La précocité d’un talent comme celui de Nadine Sierra s’est forcément accompagnée de propositions de rôles pour lesquels elle ne se sentait pas tout à fait prête. Elle cite une offre précoce de Mimì dans La Bohème à l’âge de 23 ans et, en 2017, elle a renoncé à chanter Manon de Massenet à San Francisco. « Maintenant que j’ai presque 34 ans, ajoute-t-elle, la situation a changé de manière assez significative. Manon est un rôle que je pourrais tout à fait assumer aujourd’hui. » Il y a une réminiscence du son italien de Mirella Freni dans la qualité tonale riche et sombre de sa voix. Il n’est donc pas surprenant que des imprésarios aient essayé de lui imposer prématurément des rôles lyriques plus lourds. La soprano est catégorique : elle doit assumer ses responsabilités. « Et le dire aux gens, même si cela les ennuie – car parfois cela les énerve; ils ont vraiment l’impression d’avoir raison. À cause de cette sonorité [que j’ai]. Mais en fin de compte, c’est moi qui porte la responsabilité, si jamais je devais échouer. »

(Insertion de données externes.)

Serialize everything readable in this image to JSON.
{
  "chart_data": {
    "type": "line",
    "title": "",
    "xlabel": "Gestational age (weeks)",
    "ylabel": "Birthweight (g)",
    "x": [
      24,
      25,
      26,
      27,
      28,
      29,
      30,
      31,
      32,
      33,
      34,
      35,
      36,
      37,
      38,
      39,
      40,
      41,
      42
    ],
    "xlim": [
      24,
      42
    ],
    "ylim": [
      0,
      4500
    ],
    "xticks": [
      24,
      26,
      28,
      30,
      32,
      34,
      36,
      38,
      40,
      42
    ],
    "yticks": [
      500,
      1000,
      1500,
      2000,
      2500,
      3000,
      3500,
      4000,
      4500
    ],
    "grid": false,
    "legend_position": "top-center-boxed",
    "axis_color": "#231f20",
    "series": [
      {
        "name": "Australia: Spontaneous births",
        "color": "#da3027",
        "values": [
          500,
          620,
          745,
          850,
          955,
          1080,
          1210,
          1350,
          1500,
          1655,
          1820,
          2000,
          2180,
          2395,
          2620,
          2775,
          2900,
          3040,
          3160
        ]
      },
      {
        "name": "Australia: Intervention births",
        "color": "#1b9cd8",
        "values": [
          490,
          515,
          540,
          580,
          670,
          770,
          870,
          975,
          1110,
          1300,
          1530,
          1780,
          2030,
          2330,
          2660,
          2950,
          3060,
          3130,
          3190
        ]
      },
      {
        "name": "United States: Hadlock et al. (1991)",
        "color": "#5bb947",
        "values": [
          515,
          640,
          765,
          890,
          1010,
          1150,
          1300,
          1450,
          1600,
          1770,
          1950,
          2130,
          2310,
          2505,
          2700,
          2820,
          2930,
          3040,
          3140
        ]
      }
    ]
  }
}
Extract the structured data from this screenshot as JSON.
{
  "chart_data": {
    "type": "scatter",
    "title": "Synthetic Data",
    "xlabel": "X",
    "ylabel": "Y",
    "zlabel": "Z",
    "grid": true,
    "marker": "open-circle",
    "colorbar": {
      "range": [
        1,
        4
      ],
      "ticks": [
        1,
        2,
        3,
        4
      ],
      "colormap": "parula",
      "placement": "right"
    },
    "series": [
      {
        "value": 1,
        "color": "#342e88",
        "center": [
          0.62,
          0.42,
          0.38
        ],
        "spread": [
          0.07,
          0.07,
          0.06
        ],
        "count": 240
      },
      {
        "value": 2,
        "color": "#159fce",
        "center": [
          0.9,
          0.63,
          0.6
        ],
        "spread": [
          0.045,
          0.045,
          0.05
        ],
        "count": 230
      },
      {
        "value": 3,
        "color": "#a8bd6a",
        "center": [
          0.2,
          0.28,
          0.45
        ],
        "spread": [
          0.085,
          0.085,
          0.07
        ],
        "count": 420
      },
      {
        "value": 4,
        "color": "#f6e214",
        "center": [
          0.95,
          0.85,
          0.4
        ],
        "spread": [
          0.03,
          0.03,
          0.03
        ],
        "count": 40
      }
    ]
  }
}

Un rôle dans lequel Nadine Sierra se sent manifestement très à l’aise est celui de Lucia. Elle s’est entretenue avec nous alors qu’elle était à Munich, où elle chante l’héroïne écossaise condamnée de Donizetti à l’Opéra d’État de Bavière, dans une reprise de la production de 2015 de l’actrice et metteuse en scène polonaise Barbara Wysocka qui se déroule dans les États-Unis des années 1960, à l’époque de Kennedy. Elle sera de retour aux États-Unis à la fin de mars pour commencer les répétitions d’une nouvelle production de Lucia au Metropolitan Opera, un autre concept actualisé, selon les documents de presse de la compagnie, dans la « Rust Belt américaine actuelle, une région autrefois prospère, mais aujourd’hui tombée dans le déclin et la négligence ».

Comment des réimaginations comme celle de Wysocka à Munich et celle de Simon Stone au Met l’aident-elles à interpréter le rôle ? « Je suis une femme moderne, dit-elle, et j’exprime certaines émotions très différemment d’une femme comme Lucia telle qu’elle a été écrite à l’origine. Et donc, parfois, j’ai l’impression que je peux transmettre le personnage d’une manière plus honnête, dans un contexte plus actuel. » Elle ajoute qu’un cadre contemporain « met un peu plus en lumière le désordre de la vie familiale de [Lucia], son importance dans ce qu’elle finit par faire à la fin de sa vie. Elle n’est pas simplement une jeune fille folle qui craque sur le moment parce qu’elle n’est pas heureuse du résultat de sa vie. Elle est en quelque sorte faite pour ce moment. »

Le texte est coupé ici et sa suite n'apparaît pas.